Richard Gere stars as the Henry Higgins equivalent, a pampered New York tycoon in Beverly Hills to transact some business; he specializes in buying huge companies and then breaking them up to sell the pieces.
Julia Roberts is the streetwise hooker who embodies the Eliza Dolittle part, picked up by Gere one night when he's lost in Hollywood while trying to find his Beverly Hills hotel.
Naturally, he hires her for the night, then extends his proposition to include the entire week he will be in town so he can have an escort with whom there will be no emotional strings attached.
But we know better, don't we?
Julia Roberts, nominated for an Oscar for her ill-fated character in "Steel Magnolias," really shines here, displaying an abundance of starmaking talent. And Richard Gere's low-key, sleepy-eyed style seems to work well with the material, though one can't help but wonder how someone with genuine comedic abilities, a Steve Martin for example, might have handled Gere's role.
There are some nice supporting players as well, though they don't have nearly enough to do — Laura San Giacomo ("sex, lies and videotape") as Roberts' best friend, Ralph Bellamy as the latest corporate victim of Gere's takeover tactics. Best of these is Hector Elizondo, whose sympathetic hotel manager is a nice twist on a cliché, one that could have used more screen time.
In all, "Pretty Woman" boasts some very funny sequences, especially in the film's first half. Sight gags and one-liners abound and there is a natural ease exhibited by the players. But in the film's second half the humor virtually disappears for a protracted, very sentimental finale that seems to go on forever. (The film could be cut by a full 20 minutes and not feel any pain.)
And there's something unsettling about a lighthearted fairy tale that relies so heavily on sexual byplay, vulgarisms and a violent rape attack.

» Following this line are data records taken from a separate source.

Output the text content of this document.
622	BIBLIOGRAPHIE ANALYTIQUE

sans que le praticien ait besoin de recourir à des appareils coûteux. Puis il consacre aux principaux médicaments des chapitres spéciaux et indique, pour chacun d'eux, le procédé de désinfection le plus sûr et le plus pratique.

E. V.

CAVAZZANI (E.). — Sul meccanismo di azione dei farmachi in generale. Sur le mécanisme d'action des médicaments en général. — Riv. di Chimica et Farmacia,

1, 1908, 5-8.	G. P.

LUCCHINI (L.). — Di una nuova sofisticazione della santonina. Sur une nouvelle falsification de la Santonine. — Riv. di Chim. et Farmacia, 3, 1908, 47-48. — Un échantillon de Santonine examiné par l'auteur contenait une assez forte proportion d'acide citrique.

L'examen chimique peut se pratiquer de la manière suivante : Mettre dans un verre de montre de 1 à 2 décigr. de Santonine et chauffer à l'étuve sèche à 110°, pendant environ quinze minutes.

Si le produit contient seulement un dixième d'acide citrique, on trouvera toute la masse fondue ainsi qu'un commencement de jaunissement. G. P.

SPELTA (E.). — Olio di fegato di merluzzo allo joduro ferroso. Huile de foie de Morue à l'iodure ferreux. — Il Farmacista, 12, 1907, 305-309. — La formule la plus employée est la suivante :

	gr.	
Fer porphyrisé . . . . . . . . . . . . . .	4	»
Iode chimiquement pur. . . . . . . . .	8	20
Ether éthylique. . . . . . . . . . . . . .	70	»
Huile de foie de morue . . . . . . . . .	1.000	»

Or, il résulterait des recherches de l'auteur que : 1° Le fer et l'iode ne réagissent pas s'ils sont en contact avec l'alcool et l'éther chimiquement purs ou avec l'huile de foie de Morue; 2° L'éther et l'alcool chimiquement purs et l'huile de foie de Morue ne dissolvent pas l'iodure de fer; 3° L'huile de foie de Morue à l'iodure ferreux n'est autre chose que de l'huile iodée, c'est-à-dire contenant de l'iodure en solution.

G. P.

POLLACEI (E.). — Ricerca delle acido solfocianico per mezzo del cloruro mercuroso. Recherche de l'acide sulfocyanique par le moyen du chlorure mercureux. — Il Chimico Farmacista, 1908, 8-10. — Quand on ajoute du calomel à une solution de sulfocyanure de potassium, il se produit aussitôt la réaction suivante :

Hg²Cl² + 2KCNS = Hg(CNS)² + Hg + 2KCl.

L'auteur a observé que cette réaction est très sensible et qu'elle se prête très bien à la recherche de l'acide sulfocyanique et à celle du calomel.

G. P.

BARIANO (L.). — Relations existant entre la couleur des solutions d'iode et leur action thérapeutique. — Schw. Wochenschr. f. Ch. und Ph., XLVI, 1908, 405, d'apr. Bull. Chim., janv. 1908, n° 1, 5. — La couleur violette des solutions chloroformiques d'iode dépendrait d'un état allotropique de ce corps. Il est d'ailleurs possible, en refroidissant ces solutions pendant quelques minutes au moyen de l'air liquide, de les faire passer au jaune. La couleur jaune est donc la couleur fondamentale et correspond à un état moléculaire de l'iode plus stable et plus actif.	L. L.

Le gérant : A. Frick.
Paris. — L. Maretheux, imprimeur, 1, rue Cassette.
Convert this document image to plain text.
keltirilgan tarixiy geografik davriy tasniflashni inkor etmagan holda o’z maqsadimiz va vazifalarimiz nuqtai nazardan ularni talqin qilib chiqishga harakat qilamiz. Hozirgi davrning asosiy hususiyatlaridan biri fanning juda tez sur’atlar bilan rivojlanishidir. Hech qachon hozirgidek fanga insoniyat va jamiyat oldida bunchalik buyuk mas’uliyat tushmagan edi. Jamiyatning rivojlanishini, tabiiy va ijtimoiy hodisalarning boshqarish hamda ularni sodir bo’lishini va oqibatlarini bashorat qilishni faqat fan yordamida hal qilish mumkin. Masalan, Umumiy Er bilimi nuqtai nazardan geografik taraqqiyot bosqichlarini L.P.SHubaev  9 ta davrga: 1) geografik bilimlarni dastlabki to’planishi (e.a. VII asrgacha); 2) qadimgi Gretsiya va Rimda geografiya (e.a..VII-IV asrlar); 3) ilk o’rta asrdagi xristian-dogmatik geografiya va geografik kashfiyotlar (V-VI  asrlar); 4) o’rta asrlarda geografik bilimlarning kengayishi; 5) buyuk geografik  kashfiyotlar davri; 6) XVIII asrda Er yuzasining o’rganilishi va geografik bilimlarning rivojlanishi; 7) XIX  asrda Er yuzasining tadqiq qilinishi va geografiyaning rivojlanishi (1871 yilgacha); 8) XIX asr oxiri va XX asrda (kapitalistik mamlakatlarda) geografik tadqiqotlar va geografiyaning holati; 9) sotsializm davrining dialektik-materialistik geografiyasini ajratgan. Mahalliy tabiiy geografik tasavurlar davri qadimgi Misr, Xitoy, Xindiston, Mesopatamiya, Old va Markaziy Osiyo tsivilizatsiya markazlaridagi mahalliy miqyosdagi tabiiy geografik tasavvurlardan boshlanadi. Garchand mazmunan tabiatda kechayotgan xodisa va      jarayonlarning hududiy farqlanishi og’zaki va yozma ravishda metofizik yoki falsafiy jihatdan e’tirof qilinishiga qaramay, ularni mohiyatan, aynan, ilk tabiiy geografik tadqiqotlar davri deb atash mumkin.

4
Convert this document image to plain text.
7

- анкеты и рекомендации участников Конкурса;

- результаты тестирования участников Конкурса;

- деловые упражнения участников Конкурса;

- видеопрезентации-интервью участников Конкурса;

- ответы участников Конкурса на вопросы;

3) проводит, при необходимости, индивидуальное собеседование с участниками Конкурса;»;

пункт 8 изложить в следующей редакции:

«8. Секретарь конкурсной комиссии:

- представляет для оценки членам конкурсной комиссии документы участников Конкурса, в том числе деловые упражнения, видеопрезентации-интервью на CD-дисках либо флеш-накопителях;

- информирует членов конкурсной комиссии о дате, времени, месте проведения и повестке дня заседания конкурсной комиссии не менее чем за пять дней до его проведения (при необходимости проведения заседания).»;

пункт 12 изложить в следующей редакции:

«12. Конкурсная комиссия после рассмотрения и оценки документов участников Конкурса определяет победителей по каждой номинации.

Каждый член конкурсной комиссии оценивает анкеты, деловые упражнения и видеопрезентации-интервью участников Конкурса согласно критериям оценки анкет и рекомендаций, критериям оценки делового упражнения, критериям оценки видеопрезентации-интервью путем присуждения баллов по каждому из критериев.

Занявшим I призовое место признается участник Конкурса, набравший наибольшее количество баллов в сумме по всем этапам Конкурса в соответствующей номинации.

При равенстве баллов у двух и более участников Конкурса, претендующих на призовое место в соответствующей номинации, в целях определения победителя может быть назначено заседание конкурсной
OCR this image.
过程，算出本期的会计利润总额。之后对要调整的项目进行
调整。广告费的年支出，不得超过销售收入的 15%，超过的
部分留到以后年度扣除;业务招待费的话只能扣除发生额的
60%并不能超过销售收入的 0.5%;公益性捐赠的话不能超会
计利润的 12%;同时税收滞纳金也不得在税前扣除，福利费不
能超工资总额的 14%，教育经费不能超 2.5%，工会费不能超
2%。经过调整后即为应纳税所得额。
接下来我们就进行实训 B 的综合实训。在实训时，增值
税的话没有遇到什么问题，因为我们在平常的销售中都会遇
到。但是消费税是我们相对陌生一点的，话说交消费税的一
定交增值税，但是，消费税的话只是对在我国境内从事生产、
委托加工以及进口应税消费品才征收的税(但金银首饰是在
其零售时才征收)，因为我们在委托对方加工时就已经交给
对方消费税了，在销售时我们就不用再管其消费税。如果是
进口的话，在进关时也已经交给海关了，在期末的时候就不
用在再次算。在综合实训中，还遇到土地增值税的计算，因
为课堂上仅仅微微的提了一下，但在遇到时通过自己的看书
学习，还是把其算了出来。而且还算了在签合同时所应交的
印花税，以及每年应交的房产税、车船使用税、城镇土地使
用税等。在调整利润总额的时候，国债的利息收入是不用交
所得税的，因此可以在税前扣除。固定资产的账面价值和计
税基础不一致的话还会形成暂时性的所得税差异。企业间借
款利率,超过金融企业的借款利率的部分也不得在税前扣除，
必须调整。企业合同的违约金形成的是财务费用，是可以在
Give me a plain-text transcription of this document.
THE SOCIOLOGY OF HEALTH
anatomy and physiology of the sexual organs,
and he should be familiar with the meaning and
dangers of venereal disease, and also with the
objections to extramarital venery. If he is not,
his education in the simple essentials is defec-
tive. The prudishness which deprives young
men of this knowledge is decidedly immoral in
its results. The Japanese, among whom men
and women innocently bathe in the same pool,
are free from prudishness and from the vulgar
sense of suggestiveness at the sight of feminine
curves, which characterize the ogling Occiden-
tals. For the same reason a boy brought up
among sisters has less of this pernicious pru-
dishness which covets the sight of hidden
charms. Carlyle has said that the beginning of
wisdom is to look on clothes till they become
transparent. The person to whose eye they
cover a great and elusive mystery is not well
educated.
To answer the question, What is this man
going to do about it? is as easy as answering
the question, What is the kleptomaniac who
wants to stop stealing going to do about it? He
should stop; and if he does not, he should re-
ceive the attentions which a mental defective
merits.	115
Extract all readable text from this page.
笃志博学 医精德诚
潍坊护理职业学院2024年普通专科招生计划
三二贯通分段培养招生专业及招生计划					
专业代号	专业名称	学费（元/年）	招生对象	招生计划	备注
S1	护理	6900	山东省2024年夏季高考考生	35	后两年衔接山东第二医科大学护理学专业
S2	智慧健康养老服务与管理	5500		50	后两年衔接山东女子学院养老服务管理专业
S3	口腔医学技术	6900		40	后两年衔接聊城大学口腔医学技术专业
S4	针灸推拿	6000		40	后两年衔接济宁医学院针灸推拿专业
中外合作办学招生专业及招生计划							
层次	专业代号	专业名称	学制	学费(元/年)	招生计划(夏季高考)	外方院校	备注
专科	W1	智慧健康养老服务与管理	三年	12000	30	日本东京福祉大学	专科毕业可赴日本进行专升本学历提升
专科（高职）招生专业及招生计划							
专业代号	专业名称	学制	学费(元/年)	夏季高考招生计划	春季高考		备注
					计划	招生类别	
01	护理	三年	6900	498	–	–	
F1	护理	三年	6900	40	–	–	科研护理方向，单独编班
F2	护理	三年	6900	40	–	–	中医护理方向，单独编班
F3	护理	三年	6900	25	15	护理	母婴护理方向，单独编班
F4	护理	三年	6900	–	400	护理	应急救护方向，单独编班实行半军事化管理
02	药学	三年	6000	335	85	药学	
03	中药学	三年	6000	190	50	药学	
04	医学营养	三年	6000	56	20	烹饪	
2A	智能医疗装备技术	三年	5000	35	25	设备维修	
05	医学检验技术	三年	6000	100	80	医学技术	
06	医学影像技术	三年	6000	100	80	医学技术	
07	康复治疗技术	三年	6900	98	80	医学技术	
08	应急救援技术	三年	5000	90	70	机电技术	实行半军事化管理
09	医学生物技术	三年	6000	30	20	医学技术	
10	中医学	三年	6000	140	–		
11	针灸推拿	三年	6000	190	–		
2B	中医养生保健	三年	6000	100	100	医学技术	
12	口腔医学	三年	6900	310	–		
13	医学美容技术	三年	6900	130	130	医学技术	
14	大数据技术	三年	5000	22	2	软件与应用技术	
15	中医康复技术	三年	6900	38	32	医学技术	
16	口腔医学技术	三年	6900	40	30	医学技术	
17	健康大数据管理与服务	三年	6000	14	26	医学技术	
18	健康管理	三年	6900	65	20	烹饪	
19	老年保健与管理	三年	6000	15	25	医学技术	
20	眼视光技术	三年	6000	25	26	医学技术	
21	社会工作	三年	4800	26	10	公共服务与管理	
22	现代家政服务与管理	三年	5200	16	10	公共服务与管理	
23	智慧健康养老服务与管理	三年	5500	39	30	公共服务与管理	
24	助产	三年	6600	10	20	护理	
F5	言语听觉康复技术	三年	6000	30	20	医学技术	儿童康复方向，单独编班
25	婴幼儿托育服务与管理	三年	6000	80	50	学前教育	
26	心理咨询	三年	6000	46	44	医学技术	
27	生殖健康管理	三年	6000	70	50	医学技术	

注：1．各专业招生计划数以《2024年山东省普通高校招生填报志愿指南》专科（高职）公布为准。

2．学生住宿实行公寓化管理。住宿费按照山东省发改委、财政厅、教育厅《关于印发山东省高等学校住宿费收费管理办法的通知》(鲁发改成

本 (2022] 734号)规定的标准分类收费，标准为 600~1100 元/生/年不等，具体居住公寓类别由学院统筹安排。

Director Garry Marshall, whose up-and-down track record includes "Beaches," "Overboard," "Nothing in Common" and "The Flamingo Kid," seems bent on infusing this film with harsh doses of reality, no matter how much they seem at odds with the material. (First-time screenwriter J.F. Lawton's script was a Sundance Institute project, by the way.)
"Pretty Woman" is rated R for violence, sex, nudity and profanity.